Program Overview
Course Description
This course covers fundamental data structures and their use in programming, including both class design and features of the C++ programming language. Much of the discussion will be built around the design and use of the C++ standard library (STL). By using the standard library, students will be able to write reasonably sophisticated programs quickly.
Learning Outcomes
Students who have successfully completed this course will be able to:
- Demonstrate strong problem-solving skills in constructing complete C++ programs to tackle exercises inspired by real-world problems.
- Analyze the performance of algorithms and data structures.
- Select and use the most appropriate data structure from the C++ standard library (STL) for a particular programming task.
- Design and implement efficient customized data structures.
Prerequisites
The prerequisite for this course is a C- or better in RPI's CSCI 1100 Computer Science I, transfer credit of a course similar to CSCI 1100 from another university, or a 5 on the AP Computer Science A Exam. Students may contact the instructor for a waiver/override of this prerequisite if they believe they have sufficient preparation for the course through other experiences.
Assumed Prior Knowledge
Students are assumed to have learned the following concepts prior to taking CSCI 1200 Data Structures:
- Programming:
- Arithmetic expressions, if/else statements
- Writing your own functions, including:
- Passing arguments to the function from the calling function
- Reference variables (call by value vs. call by reference)

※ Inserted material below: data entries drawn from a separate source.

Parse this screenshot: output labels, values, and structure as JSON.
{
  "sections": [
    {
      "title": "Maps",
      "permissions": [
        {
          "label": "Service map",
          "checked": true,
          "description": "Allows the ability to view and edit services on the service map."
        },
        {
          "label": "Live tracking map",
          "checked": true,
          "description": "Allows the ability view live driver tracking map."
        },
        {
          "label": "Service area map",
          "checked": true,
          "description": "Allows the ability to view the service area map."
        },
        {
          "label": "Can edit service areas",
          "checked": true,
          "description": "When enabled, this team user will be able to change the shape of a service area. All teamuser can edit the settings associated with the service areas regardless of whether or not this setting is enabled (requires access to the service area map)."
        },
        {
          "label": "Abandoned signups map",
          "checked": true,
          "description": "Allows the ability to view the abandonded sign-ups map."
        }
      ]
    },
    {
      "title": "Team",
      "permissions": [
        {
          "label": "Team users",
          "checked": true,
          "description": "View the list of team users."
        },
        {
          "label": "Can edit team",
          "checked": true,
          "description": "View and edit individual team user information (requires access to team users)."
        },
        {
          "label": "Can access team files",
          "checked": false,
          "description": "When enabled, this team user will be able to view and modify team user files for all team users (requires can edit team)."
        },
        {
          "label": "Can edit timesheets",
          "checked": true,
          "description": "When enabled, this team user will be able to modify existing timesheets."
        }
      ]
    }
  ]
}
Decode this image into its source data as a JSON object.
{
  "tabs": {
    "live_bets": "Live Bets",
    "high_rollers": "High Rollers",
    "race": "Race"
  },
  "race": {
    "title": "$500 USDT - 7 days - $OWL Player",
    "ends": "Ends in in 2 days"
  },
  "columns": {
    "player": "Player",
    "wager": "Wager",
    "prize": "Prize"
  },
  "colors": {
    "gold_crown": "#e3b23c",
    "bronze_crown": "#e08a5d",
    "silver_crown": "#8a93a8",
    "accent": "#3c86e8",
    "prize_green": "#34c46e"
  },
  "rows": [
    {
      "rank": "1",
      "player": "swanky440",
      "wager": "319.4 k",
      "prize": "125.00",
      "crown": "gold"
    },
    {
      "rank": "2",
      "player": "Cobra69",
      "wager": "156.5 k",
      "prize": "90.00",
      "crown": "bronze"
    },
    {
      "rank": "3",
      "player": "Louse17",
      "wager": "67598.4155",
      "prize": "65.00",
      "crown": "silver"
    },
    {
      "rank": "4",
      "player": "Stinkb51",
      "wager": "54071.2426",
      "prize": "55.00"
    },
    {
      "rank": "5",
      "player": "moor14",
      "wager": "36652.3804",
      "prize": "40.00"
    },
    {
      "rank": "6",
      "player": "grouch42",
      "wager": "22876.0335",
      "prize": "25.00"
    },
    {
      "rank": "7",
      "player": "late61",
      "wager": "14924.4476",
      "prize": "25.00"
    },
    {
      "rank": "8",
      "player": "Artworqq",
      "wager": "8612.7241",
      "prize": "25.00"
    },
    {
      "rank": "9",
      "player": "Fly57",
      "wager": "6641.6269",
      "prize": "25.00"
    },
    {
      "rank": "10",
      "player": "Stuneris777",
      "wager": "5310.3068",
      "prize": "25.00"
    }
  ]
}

- Returning a value from a function to the calling function
- Scope and lifetime of variables, local vs. global variables
- One and two-dimensional arrays and/or vectors
whileandforloops, including nested loops- Reading data from files, and writing data to files
- Some basic understanding and use of classes
- Creating your own simple classes
- Calling member functions
- Problem Solving: Given a problem, students should be able to design an algorithm or algorithms to solve the problem, and implement and debug an efficient solution. Examples include:
- Count the number of times each letter appears in a file
- Find the maximum value in an array or vector
- Insert a new element into a sorted array in its correct place
- Find the value closest to the average in a vector
- Find the two closest values in a vector
- Algorithmic Concepts: Students should have seen and have a basic understanding of the following concepts:
- Recursion
- Run time analysis of algorithms (big O notation)
- Elementary searching and sorting algorithms
Programming Languages
The language used in this course is C++, but students do not need to know C++ before taking this class. Transitioning a solid foundation in problem-solving, computational thinking, and implementation to a new programming language is an important skill for all computer scientists.
Course Warning
This course moves at a rapid pace and will likely be substantially more difficult than previous programming classes. The homework assignments are challenging, and students should start the assignments as soon as they are posted. Students should not get behind at any point in the semester and should work practice problems and study examples from lecture. Working with other students and working with tutors and TAs are both encouraged, but students need to be certain they understand the material and can do problems on their own.